Using the Ansys HFSS software, this research will investigate the effects of transition
taper length on air-filled substrate Integrated Waveguide Losses as well as how regression can
be used to look at the link between length and losses.
To further decrease transition losses, the linear spline function is used to determine
the transition taper's shape. The width of the dielectric filled SIW is W, whereas the width of
the air-filled SIW is W2, and the total width of the air-filled component is W1. For the period
of the transition, L, the width of the taper, W2, rises while the widths of the transition taper, a
and b, stay constant. The transitions exhibit the following structural characteristics: L is 30
millimetres and h is 0.508mm. Utilize the four fixed values of 30, 25, 20, and 15 mm to produce
a set of curves that characterise the form of the taper in the simulation.

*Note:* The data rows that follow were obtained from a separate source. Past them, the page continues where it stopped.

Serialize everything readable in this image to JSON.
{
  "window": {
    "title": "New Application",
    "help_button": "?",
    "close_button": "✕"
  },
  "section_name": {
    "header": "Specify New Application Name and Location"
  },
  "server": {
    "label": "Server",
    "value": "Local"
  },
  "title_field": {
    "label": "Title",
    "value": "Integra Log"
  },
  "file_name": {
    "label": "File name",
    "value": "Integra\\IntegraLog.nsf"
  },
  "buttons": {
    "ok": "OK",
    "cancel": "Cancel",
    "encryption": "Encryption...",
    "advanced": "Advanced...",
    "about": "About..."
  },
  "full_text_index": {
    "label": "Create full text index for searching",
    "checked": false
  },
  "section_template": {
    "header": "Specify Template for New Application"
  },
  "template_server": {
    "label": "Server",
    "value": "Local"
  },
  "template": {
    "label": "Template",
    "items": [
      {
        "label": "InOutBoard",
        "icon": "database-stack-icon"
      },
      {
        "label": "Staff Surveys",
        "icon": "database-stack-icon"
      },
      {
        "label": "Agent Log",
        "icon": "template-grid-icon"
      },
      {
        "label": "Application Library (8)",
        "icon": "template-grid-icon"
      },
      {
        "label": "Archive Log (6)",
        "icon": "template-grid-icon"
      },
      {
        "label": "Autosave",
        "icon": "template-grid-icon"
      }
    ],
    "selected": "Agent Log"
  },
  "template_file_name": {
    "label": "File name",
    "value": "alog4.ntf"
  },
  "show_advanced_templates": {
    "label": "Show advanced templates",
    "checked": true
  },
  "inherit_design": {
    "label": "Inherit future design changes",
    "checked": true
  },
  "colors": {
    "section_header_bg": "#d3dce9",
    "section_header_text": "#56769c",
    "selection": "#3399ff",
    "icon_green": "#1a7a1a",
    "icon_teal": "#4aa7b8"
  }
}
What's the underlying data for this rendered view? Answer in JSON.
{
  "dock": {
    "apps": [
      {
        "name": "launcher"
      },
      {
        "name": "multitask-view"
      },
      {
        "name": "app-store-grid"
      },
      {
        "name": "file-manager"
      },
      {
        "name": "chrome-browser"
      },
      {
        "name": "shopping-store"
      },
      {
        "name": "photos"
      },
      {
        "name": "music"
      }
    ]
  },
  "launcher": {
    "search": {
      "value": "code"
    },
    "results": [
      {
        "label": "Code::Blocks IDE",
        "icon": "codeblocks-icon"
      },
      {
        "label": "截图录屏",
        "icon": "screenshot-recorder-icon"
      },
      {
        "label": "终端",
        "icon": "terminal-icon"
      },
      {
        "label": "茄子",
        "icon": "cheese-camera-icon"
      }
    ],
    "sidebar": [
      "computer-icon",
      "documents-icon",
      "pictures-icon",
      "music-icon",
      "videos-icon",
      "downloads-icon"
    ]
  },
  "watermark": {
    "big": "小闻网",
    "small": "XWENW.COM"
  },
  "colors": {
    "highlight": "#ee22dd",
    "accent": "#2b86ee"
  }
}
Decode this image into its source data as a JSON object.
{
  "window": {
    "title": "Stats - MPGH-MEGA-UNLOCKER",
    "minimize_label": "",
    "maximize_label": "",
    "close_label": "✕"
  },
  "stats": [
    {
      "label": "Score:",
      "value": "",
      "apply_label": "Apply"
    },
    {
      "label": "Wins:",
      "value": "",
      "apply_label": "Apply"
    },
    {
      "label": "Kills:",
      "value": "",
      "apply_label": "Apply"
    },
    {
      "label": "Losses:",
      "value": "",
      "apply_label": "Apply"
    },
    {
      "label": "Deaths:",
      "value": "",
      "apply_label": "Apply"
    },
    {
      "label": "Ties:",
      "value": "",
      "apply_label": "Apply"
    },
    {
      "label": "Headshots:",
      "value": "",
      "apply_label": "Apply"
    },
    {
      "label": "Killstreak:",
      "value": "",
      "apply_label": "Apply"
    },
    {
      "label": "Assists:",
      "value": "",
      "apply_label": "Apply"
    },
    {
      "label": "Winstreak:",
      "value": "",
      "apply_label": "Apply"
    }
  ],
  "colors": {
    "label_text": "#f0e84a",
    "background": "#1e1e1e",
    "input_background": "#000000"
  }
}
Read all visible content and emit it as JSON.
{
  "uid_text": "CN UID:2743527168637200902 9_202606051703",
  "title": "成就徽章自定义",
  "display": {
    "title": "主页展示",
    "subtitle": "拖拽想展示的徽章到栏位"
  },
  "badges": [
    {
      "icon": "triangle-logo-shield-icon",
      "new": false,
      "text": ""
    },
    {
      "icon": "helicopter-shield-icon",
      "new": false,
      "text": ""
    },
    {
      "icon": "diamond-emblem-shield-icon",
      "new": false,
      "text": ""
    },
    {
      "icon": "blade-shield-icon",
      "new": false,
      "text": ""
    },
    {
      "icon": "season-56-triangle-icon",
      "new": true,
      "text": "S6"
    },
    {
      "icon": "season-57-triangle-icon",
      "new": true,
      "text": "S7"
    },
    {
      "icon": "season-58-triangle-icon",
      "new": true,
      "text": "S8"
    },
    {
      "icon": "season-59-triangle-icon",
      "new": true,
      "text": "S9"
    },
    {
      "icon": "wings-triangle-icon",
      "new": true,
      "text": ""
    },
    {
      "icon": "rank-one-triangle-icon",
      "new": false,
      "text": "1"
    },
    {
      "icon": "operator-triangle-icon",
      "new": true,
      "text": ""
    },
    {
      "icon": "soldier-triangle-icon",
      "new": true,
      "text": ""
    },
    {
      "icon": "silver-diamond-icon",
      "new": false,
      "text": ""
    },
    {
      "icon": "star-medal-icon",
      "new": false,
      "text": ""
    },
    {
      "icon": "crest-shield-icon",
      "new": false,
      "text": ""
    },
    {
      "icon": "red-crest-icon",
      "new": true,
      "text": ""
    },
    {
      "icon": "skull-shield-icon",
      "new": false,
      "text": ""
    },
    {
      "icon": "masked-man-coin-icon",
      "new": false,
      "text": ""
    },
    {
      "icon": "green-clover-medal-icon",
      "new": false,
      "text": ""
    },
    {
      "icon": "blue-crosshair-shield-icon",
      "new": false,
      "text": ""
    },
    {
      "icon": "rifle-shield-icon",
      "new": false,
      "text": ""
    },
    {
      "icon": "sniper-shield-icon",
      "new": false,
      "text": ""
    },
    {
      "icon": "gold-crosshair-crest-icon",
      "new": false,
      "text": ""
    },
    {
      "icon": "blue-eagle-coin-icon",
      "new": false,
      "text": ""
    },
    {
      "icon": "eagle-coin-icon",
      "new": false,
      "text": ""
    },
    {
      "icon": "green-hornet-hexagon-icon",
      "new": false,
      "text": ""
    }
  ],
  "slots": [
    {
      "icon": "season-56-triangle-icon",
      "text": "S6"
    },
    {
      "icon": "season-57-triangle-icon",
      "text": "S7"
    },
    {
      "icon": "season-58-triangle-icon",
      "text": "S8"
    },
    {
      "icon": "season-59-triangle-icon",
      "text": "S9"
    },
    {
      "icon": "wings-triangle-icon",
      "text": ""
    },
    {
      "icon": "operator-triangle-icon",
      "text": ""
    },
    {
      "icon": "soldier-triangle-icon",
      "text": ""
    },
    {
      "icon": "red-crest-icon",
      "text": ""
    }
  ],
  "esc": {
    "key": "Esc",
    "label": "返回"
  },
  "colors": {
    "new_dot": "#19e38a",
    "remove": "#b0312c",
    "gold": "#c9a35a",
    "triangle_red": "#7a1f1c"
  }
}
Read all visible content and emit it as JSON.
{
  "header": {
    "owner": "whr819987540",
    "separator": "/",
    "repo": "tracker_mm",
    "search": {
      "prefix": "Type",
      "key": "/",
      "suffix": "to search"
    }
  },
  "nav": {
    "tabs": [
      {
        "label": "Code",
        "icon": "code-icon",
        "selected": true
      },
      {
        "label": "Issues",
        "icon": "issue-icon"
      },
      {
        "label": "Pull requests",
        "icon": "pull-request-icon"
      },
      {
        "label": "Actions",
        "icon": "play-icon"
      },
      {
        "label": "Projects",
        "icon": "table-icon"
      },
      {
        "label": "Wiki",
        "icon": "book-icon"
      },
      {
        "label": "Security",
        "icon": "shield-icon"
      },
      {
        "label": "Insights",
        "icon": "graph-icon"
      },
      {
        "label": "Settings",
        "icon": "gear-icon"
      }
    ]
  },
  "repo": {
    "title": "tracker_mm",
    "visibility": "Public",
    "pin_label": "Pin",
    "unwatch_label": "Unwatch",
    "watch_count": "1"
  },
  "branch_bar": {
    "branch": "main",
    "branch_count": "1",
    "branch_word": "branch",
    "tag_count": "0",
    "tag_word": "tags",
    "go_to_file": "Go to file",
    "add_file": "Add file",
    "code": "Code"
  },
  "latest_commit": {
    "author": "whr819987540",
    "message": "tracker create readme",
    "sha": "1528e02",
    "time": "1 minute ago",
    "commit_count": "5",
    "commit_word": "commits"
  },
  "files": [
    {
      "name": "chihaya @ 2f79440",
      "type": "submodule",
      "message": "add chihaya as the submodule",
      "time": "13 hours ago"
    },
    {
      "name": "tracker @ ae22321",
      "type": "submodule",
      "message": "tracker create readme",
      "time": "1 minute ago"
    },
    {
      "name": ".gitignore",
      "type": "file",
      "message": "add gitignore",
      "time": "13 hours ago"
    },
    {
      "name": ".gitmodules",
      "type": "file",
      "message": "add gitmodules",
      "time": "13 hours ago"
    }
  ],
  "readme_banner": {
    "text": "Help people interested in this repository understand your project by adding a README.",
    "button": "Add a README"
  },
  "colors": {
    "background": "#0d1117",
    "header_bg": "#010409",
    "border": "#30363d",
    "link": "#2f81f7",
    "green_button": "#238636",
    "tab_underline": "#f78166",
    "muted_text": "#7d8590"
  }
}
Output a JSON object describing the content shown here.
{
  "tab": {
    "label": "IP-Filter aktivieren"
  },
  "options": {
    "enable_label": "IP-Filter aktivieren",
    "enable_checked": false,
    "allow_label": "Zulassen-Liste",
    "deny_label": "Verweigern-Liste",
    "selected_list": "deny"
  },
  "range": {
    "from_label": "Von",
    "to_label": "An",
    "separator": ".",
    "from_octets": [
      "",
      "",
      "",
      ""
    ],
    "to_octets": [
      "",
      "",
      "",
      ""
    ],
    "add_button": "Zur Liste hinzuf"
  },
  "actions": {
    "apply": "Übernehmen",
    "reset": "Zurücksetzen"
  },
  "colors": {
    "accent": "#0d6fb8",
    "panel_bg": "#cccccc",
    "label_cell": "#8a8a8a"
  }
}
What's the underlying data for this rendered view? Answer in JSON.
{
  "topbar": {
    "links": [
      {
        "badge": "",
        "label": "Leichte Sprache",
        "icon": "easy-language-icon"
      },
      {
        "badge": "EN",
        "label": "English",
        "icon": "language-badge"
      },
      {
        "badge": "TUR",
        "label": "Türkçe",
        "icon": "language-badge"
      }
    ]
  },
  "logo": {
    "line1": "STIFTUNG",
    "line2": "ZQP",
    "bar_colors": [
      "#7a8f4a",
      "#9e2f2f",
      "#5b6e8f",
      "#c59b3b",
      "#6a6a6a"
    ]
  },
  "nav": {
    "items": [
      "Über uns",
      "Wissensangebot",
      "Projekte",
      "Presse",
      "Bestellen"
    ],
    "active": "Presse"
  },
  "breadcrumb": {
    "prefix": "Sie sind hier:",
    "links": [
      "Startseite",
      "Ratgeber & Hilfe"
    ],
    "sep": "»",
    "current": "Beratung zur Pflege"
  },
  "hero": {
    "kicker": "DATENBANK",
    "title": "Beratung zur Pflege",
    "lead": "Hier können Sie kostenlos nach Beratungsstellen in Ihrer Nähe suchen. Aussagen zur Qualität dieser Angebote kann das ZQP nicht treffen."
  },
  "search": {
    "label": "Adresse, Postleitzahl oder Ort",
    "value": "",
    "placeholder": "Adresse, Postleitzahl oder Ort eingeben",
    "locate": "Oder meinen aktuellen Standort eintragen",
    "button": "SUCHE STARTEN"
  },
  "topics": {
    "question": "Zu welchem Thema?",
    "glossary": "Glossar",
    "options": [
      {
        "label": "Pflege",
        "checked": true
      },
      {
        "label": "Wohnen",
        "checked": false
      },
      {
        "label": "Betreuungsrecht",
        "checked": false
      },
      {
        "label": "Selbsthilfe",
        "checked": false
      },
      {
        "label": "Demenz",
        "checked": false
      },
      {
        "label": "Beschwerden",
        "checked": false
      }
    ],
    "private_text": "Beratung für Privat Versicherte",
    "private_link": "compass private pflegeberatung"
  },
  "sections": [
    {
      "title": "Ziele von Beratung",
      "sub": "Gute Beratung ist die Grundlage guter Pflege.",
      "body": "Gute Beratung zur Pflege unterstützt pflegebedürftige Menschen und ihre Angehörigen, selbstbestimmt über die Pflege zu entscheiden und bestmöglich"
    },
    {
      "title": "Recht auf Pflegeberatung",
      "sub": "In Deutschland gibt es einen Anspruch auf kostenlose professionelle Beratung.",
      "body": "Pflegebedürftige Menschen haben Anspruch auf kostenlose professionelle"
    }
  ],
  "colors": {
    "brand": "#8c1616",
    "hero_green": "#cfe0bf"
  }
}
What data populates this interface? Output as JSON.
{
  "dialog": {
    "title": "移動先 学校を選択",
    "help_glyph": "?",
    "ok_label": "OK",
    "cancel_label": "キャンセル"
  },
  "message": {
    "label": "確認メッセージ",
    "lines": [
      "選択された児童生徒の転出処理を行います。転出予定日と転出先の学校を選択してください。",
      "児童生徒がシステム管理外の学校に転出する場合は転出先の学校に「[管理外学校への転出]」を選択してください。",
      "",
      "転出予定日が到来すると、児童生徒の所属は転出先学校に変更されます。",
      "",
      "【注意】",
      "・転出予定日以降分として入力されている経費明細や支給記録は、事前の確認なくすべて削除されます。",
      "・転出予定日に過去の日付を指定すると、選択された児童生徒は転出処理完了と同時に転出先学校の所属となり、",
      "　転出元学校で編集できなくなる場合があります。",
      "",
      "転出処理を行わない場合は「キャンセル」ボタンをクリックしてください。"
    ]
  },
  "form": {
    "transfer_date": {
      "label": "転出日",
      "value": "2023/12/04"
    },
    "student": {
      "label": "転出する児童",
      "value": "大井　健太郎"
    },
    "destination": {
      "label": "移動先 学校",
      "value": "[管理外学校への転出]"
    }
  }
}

In general, a transition
length of 30 mm is deemed to result in acceptable losses. At the V-band and W-band
frequencies, the Er on the Roger RT/Duroid 6002 substrate switches from dielectric to air-filled
SIW.
When the transition length is 15 millimetres, v-band return loss is greater than w-band
return loss. The V-band has a lower return loss than the w-band at a 20 mm transition length,
and the 25- and 30-mm return losses are similar.
This study shows how to reduce transition duration while retaining signal quality. The
data might be used to develop a smaller, better microwave device that can be worn.